Waiariki is assisting with the organisation of the Biological Farming and Sustainability Open Day taking place on Saturday, 22 February 2014, at their Mokoia Campus from 10.00 am to 2.00 pm.
Entry to the Open Day is free and the general public are encouraged to attend.
“Our aim for the Open Day is to promote biological farming concepts to the general public and also to connect the public with the biological farming community and sustainability groups,” Prof. Guna Magesan, conference coordinator.
A number of biological fertiliser companies, sustainability groups, research and educational institutes will be exhibiting and sharing their knowledge.
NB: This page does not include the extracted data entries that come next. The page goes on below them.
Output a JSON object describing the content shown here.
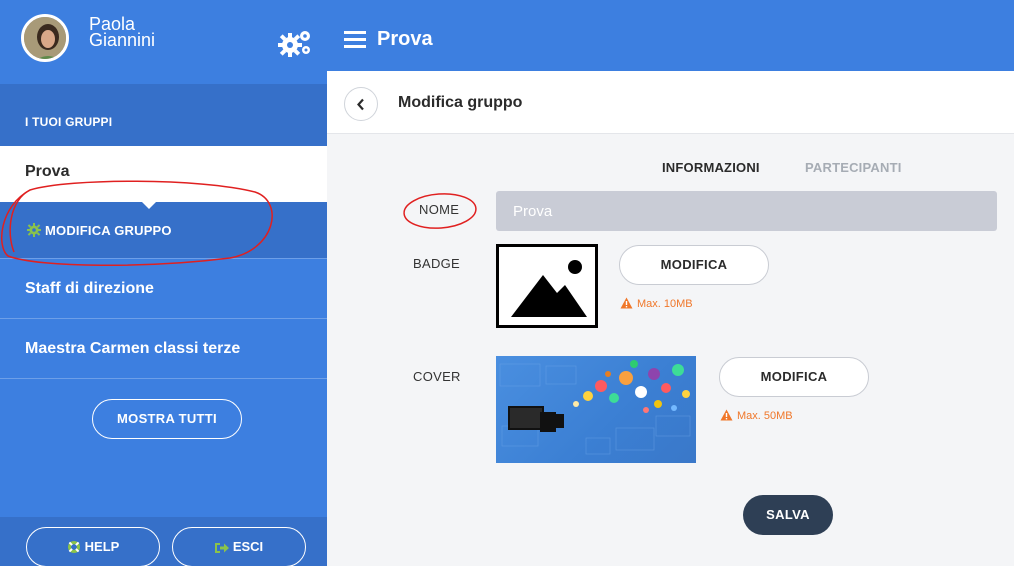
{
  "user": {
    "first_name": "Paola",
    "last_name": "Giannini"
  },
  "sidebar": {
    "groups_header": "I TUOI GRUPPI",
    "active_group": "Prova",
    "active_subitem": "MODIFICA GRUPPO",
    "items": [
      {
        "label": "Staff di direzione"
      },
      {
        "label": "Maestra Carmen classi terze"
      }
    ],
    "show_all": "MOSTRA TUTTI",
    "help": "HELP",
    "exit": "ESCI"
  },
  "topbar": {
    "title": "Prova"
  },
  "subheader": {
    "title": "Modifica gruppo"
  },
  "tabs": {
    "info": "INFORMAZIONI",
    "participants": "PARTECIPANTI"
  },
  "form": {
    "nome_label": "NOME",
    "nome_value": "Prova",
    "badge_label": "BADGE",
    "badge_button": "MODIFICA",
    "badge_limit": "Max. 10MB",
    "cover_label": "COVER",
    "cover_button": "MODIFICA",
    "cover_limit": "Max. 50MB",
    "save": "SALVA"
  },
  "colors": {
    "primary": "#3d7fe0",
    "primary_dark": "#3670c9",
    "accent_green": "#8bc34a",
    "warning": "#f0772a",
    "save_button": "#2e3f55",
    "annotation": "#e02020"
  }
}
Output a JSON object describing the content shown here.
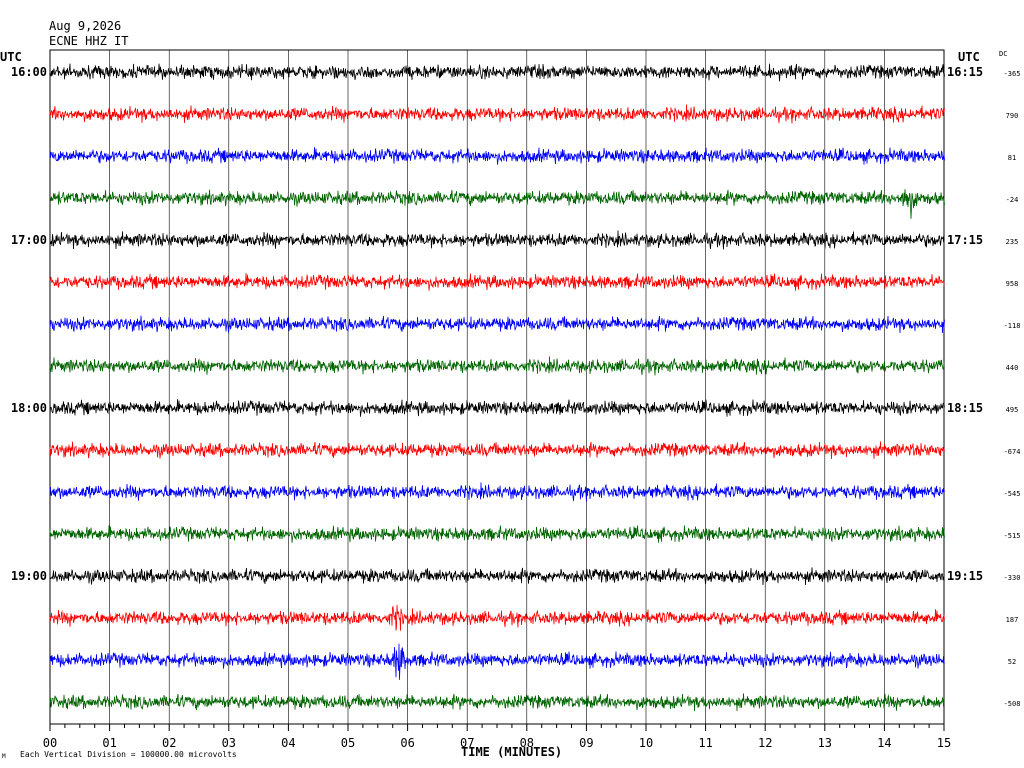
{
  "header": {
    "date": "Aug 9,2026",
    "station": "ECNE HHZ IT"
  },
  "utc_left": "UTC",
  "utc_right": "UTC",
  "dc_header": "DC",
  "footer": {
    "note": "Each Vertical Division = 100000.00 microvolts",
    "mark": "M"
  },
  "chart_data": {
    "type": "line",
    "title": "",
    "xlabel": "TIME (MINUTES)",
    "ylabel": "",
    "xlim": [
      0,
      15
    ],
    "x_ticks": [
      "00",
      "01",
      "02",
      "03",
      "04",
      "05",
      "06",
      "07",
      "08",
      "09",
      "10",
      "11",
      "12",
      "13",
      "14",
      "15"
    ],
    "grid": "vertical lines each minute",
    "trace_colors": [
      "#000000",
      "#ff0000",
      "#0000ff",
      "#006400"
    ],
    "left_time_labels": [
      {
        "trace": 0,
        "label": "16:00"
      },
      {
        "trace": 4,
        "label": "17:00"
      },
      {
        "trace": 8,
        "label": "18:00"
      },
      {
        "trace": 12,
        "label": "19:00"
      }
    ],
    "right_time_labels": [
      {
        "trace": 0,
        "label": "16:15"
      },
      {
        "trace": 4,
        "label": "17:15"
      },
      {
        "trace": 8,
        "label": "18:15"
      },
      {
        "trace": 12,
        "label": "19:15"
      }
    ],
    "dc_offsets": [
      "-365",
      "790",
      "81",
      "-24",
      "235",
      "958",
      "-118",
      "440",
      "495",
      "-674",
      "-545",
      "-515",
      "-330",
      "187",
      "52",
      "-508"
    ],
    "events": [
      {
        "trace": 3,
        "minute": 14.4,
        "amplitude": "large"
      },
      {
        "trace": 14,
        "minute": 5.85,
        "amplitude": "large"
      },
      {
        "trace": 13,
        "minute": 5.8,
        "amplitude": "medium"
      }
    ]
  }
}
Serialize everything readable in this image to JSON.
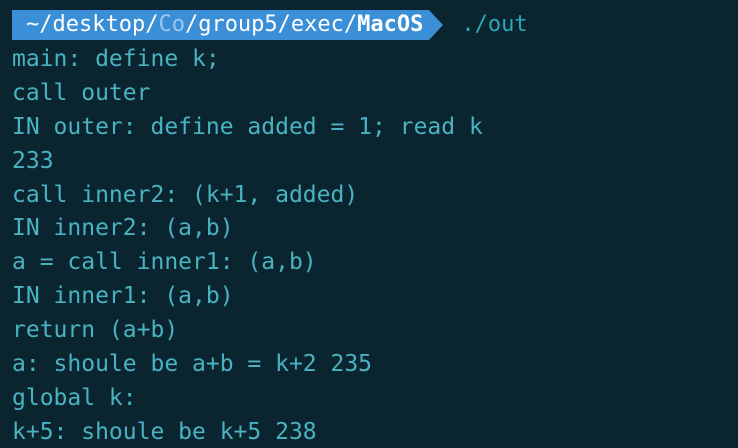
{
  "prompt": {
    "path_prefix": "~/desktop/",
    "path_dim": "Co",
    "path_middle": "/group5/exec/",
    "path_current": "MacOS",
    "command": "./out"
  },
  "output_lines": [
    "main: define k;",
    "call outer",
    "IN outer: define added = 1; read k",
    "233",
    "call inner2: (k+1, added)",
    "IN inner2: (a,b)",
    "a = call inner1: (a,b)",
    "IN inner1: (a,b)",
    "return (a+b)",
    "a: shoule be a+b = k+2 235",
    "global k:",
    "k+5: shoule be k+5 238"
  ],
  "colors": {
    "background": "#0b2530",
    "prompt_bg": "#3b8fd6",
    "text": "#49b3c1"
  }
}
Public organisations such as Scion, Waiariki, Te Puni Kokiri and Bay of Plenty Regional Council will be promoting their work.
Dr Michael Quintern of Noke Ltd, a well-known scientist in the area of waste management and sustainability, will explain the concepts of vermicomposting. He will set up worm farms and put some worm capsules into dishes to demonstrate hatching baby worms.
Denise La Grouw, promoter of Rotorua Sustainable Backyards, will share her share passion with the community about our future.
Andre Prassinos from Biobrew, a recent award winner, will be displaying their work.
Similarly, other companies such as NZ Nature Farming, Homeopathic Farm Support, and Farmlands will be setting up stalls to promote sustainability and biological farming.
The Open Day will be held after two days of technical sessions of oral and poster presentations. The conference will be inaugurated by Her Worship the Mayor of Rotorua Ms Steve Chadwick.
More than 150 farmers, Māori land owners, soil and environmental scientists, consultants, ecologists, land management specialists, and representatives from government agencies, universities, crown research institutes, regional councils, fertiliser companies, agricultural and horticultural businesses are participating in the conference.
The theme of the conference is “Biological farming under different land uses”, reflecting the vital role of biological farming in sustaining our economy, our environment, and our communities.